After years of being out of fashion, a bit of reinvention went a long way in 2012 for the Gap, its management and its investors: Shares of the retailer soared. It raised its dividend and set plans to repurchase shares. Revenue is on track to grow sequentially for only the second time in six years, and earnings are expected to climb sharply.
When you think “Gap” and “Company of the Year,” you might be scratching your head. But remember, and this is key, this pick was about 2012, not the last five years, not the next five. And it’s been a very good, and memorable, year for the San Francisco-based clothing shop.

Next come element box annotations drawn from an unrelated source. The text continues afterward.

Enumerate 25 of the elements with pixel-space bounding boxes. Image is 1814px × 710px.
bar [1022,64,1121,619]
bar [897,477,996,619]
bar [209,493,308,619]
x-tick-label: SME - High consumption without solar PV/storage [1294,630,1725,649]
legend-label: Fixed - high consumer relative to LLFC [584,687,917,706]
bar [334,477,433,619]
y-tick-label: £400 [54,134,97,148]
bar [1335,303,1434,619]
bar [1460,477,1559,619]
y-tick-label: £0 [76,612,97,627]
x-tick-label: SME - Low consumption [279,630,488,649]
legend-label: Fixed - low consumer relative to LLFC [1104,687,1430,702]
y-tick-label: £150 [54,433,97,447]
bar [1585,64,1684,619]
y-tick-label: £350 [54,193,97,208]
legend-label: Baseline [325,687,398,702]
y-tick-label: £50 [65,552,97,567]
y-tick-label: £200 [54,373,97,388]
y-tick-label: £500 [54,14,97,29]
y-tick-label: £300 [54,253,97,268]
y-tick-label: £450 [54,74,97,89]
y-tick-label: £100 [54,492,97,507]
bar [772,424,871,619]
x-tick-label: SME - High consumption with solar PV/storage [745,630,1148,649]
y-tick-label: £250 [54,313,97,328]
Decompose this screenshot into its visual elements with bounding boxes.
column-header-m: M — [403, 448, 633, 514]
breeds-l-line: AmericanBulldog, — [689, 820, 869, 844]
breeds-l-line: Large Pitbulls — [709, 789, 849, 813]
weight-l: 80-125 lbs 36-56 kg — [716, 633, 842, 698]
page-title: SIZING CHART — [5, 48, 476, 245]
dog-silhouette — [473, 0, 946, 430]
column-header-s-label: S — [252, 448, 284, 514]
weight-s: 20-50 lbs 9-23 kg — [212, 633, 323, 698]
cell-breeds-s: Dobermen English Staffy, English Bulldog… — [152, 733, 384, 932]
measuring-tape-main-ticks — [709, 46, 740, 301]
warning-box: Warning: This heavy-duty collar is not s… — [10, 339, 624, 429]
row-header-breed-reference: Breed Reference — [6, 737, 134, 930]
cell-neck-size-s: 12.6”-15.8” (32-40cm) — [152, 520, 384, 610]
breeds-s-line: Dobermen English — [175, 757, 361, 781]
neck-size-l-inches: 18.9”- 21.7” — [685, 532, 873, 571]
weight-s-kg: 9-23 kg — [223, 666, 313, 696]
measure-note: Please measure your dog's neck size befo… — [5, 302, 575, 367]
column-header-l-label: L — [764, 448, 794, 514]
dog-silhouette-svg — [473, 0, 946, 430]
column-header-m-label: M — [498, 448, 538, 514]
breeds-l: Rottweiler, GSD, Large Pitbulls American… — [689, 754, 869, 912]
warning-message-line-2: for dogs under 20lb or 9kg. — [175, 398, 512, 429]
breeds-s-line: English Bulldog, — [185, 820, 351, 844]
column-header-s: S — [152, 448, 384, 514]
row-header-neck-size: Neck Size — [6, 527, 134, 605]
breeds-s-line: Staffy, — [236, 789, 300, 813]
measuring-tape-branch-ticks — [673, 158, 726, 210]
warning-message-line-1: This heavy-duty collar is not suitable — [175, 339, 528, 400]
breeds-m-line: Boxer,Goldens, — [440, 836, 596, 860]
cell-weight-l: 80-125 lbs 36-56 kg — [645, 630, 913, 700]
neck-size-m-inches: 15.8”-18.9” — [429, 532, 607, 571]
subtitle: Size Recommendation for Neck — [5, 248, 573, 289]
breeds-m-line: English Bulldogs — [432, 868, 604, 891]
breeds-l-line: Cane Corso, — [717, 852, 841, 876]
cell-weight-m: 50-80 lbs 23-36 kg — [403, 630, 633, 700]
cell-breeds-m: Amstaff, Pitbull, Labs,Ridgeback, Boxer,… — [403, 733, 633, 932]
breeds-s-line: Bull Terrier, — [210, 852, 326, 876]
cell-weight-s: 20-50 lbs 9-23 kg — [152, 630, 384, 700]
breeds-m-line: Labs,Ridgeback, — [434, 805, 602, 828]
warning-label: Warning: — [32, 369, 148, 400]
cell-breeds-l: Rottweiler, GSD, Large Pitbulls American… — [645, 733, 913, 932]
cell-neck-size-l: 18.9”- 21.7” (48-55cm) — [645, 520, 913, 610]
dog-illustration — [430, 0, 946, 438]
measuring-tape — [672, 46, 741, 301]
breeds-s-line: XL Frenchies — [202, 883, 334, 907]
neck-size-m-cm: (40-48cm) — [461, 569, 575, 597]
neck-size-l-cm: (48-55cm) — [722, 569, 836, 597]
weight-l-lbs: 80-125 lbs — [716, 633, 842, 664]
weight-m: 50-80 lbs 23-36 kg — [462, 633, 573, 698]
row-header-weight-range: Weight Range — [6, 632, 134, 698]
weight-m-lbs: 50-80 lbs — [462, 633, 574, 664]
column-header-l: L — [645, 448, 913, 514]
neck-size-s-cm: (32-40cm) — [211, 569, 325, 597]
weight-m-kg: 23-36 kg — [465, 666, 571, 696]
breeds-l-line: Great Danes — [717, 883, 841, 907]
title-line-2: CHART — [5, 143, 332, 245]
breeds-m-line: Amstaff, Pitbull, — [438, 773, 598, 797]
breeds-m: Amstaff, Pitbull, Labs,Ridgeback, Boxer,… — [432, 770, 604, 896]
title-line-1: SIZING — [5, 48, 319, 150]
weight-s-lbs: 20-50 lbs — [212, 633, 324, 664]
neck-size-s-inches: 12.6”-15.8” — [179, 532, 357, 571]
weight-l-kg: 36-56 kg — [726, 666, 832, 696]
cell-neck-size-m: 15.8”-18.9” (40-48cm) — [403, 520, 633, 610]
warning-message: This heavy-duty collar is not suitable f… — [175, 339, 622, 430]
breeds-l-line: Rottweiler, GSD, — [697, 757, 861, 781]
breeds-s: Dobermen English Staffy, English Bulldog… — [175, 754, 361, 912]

With a 71% stock-price increase since the start of the year (through Dec. 11), Gap placed in the top 4% of the S&P 1500. Meanwhile, it rewarded stockholders by boosting its dividend more than 10% to 50 cents annually and announced it would reduce the number of shares on the market with a $1 billion buyback.
Gap gave upbeat forecasts for the first three quarters of year, each time predicting profit beats, and overall 2012 earnings growth is expected to rise 33.5% from last year. Analysts project revenue will be up 7% for the year, which is quite an accomplishment: Gap’s sales have been down four of the last five years. Additionally, it’s on pace for four straight quarters of same-store sales growth.
Also on the plus side, Gap’s not burdened with excessive debt, its multiple is very reasonable among its peer group, and net margins are forecast by Wall Street to come in at a solid 7.2% for the year.